Früher bezeichnete die Restrukturierungsszene ihre Protagonisten gerne als "Sanierer". Heute ist eine neue Generation von Chefrestrukturierern in krisengeschüttelten Unternehmen unterwegs. Wir beobachten, dass sich das Selbstverständnis dieser Spezialisten verändert hat und weiter im Wandel befindet. Unternehmerisch denkende Restrukturierer schauen weit über Kostenmaßnahmen und Bilanzbereinigung hinaus. Sie sind auf der Suche nach einem gesunden Kern ihrer Firma, auf den sie wieder ein tragfähiges Geschäftsmodell aufbauen können. Diesen Trend haben wir in der Studie "Chief Restructuring Officer - Coach oder Keule?" analysiert. Die Umfrage unter 90 Restrukturierungsexperten zeigt zum Beispiel, dass die Themen Change Management und Stakeholder Management im Vergleich zum vergangenen Jahr deutlich an Bedeutung gewonnen haben. Das Liquiditätsmanagement, ein klassisches Restrukturierungthema, hat hingegen an Boden verloren hat.

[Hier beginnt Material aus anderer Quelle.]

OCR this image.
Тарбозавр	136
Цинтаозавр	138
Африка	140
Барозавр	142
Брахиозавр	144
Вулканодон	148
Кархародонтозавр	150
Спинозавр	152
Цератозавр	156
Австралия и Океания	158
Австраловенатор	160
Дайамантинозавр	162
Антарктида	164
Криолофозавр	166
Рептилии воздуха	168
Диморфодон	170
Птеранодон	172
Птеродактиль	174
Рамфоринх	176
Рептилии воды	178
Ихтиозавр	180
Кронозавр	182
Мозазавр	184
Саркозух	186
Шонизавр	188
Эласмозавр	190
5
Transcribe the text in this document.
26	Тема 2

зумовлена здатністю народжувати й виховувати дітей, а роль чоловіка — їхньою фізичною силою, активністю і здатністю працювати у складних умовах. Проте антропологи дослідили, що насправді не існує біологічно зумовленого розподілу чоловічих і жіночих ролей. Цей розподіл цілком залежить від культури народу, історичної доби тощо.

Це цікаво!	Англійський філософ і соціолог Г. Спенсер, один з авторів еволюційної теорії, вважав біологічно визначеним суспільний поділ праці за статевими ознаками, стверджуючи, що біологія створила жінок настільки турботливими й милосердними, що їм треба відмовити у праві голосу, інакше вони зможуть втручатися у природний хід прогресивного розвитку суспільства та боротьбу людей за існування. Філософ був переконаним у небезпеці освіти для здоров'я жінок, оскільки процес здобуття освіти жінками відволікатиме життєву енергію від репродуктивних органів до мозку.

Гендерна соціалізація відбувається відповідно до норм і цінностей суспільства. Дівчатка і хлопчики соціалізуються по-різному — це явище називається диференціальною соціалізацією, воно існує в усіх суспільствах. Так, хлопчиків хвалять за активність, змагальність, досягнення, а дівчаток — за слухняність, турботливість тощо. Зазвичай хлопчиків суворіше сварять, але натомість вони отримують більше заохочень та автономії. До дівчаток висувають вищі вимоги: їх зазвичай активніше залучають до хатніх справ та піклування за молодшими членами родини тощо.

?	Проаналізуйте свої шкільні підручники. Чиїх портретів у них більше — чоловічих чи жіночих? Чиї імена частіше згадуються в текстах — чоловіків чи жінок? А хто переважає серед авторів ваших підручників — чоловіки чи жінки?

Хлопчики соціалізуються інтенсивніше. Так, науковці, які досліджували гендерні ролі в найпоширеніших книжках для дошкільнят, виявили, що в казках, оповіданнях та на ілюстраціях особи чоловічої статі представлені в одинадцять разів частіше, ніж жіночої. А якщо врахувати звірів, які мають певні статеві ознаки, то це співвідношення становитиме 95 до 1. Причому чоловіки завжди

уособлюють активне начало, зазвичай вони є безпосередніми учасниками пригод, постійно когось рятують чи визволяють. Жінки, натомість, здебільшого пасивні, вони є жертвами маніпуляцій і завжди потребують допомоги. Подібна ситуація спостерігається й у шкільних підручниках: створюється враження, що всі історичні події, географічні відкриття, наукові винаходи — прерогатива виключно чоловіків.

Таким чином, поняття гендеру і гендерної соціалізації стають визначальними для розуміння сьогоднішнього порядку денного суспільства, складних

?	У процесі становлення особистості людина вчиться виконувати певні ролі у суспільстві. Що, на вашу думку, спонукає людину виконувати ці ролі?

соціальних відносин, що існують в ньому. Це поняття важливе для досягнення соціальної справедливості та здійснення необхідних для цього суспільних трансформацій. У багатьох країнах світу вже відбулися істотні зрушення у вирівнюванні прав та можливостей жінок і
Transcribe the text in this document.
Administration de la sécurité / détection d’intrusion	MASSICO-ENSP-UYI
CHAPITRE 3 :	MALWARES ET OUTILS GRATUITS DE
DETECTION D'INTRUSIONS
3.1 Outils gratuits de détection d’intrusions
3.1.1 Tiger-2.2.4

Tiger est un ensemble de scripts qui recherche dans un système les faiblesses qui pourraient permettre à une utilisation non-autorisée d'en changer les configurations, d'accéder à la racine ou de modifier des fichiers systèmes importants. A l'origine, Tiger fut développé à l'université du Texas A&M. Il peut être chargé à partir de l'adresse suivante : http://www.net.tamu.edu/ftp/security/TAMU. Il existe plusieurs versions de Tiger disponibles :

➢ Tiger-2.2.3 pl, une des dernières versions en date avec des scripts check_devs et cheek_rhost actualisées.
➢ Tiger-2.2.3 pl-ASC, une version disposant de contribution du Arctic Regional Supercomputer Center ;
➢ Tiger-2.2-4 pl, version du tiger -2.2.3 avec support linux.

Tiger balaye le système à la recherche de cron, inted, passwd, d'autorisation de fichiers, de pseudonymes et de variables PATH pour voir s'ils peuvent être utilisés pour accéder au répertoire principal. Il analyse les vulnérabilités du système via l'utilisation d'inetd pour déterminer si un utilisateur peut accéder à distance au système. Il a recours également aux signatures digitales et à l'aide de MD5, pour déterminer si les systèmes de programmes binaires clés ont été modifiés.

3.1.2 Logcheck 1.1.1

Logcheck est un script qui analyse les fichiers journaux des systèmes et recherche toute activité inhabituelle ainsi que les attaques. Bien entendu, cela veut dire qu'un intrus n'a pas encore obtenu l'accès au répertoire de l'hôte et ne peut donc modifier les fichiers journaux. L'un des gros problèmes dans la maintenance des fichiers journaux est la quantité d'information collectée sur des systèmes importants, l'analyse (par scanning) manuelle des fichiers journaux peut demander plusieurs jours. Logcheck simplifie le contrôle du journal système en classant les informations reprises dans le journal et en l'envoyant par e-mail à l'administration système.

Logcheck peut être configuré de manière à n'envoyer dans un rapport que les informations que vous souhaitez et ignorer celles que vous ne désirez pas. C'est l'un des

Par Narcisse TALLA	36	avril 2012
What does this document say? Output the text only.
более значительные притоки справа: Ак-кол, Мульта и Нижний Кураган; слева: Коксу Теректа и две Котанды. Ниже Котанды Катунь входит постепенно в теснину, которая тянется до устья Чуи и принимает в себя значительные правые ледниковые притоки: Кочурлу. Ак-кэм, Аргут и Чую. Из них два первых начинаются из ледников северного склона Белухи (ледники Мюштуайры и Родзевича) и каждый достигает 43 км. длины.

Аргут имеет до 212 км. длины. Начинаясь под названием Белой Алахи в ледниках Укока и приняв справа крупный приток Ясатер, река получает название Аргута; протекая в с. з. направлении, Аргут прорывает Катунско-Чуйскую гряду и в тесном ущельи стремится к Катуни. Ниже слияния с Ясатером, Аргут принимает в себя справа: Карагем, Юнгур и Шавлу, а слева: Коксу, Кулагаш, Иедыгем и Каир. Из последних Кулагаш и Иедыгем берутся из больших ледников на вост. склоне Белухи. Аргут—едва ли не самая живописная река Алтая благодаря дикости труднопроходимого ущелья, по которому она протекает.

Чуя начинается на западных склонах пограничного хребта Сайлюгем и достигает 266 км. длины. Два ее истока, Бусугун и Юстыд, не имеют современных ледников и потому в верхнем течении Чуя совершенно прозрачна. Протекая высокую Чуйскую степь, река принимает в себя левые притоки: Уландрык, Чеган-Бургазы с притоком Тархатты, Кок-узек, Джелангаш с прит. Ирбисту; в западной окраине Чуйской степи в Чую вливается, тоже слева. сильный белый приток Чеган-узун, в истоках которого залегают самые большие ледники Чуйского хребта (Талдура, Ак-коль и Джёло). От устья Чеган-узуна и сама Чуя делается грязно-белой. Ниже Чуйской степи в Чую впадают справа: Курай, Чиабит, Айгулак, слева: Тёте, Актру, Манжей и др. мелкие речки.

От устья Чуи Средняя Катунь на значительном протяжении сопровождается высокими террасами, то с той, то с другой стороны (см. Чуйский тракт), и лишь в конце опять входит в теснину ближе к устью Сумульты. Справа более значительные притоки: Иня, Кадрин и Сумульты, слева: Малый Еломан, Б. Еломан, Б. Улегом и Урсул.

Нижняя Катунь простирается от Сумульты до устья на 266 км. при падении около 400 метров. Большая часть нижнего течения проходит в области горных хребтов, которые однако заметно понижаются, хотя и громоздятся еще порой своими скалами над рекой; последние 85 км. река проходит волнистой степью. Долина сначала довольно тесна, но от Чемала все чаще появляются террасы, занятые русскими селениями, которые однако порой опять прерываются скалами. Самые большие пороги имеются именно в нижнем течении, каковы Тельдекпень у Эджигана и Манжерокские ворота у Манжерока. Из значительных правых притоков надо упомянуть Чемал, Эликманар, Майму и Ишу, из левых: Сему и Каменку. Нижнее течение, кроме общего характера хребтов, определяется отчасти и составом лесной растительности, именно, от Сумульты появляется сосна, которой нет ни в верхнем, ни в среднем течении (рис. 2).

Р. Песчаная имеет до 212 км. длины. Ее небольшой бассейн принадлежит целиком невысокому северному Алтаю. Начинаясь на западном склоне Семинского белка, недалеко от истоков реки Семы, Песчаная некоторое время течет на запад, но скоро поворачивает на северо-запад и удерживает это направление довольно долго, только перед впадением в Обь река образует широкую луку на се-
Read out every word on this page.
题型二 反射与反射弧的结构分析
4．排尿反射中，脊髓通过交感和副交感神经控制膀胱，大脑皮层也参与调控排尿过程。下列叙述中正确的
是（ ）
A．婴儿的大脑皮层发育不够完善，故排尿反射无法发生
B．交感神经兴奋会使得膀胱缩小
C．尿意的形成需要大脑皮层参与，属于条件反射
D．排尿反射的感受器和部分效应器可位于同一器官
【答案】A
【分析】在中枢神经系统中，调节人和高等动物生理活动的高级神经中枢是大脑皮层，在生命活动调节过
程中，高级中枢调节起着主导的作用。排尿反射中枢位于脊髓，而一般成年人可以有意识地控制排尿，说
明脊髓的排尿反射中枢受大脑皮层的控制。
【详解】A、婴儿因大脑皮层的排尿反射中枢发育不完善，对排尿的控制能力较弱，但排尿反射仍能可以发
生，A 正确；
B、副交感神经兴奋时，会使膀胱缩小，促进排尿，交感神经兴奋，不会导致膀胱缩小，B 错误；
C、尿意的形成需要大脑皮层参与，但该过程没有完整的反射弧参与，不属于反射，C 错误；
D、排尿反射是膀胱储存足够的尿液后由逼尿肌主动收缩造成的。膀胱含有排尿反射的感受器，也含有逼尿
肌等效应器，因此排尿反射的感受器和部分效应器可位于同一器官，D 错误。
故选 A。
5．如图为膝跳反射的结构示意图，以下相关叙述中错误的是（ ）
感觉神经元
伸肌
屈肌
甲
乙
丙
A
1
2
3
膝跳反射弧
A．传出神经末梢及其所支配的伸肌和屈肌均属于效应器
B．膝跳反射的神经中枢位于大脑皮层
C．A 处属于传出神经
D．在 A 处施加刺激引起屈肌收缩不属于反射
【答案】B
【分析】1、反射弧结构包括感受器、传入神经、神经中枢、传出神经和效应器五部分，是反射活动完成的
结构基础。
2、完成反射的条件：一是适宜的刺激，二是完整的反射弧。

Hart in den Fakten, empathisch im Umgang mit Menschen

International aufgestellte Unternehmen bewegen sich in einem komplexen und volatilen Umfeld. Da lässt sich ein Turnaround gar nicht mehr nur "mit harter Hand" steuern. Deswegen müssen moderne Restrukturierer in der Lage sein, Selbstheilungskräfte zu mobilisieren: Sie müssen Mitarbeiter, Eigentümer, Geldgeber und Öffentlichkeit gleichermaßen auf ein Restrukturierungskonzept einschwören. So sehen sich die Teilnehmer unserer Studie zunehmend als "Moderator" zwischen verschiedenen Anspruchsgruppen und deutlich weniger als noch im vergangenen Jahr als Umsetzer von Maßnahmen. Aus diesem Grund gehen wir davon aus, dass Kompetenzen wie Kommunikation und Leadership künftig noch viel mehr zum Erfolg von Neuausrichtungen beitragen werden als heute.

Aber welches Verständnis von Kommunikation besitzen Restrukturierungsexperten tatsächlich? Sicherlich sind CRO (Chief Restructuring Officer) heute mit den Herausforderungen der Medien- und Netzgesellschaft vertraut. Die Mehrheit unserer Befragten weiß etwa, dass Informationen heute nicht mehr in den Grenzen des Unternehmens festgehalten werden können. Deswegen setzen 80 Prozent beim Austausch mit externen Stakeholdern auf weitgehende Transparenz, 74 Prozent glauben, dass auch bei internen Anspruchsgruppen proaktive Kommunikation sinnvoll ist.

Gleichzeitig ist es aber wichtig, dass der CRO die Deutungshoheit über den Restrukturierungsprozess behält, wenn Informationen auf vielen Kanälen von verschiedenen Stakeholdern kommentiert werden. Einer unserer Studienteilnehmer formuliert es so: "Jede nicht gesteuerte Kommunikation - sei es innerhalb oder außerhalb des Unternehmens - kann den Prozess der Restrukturierung ins Wanken bringen."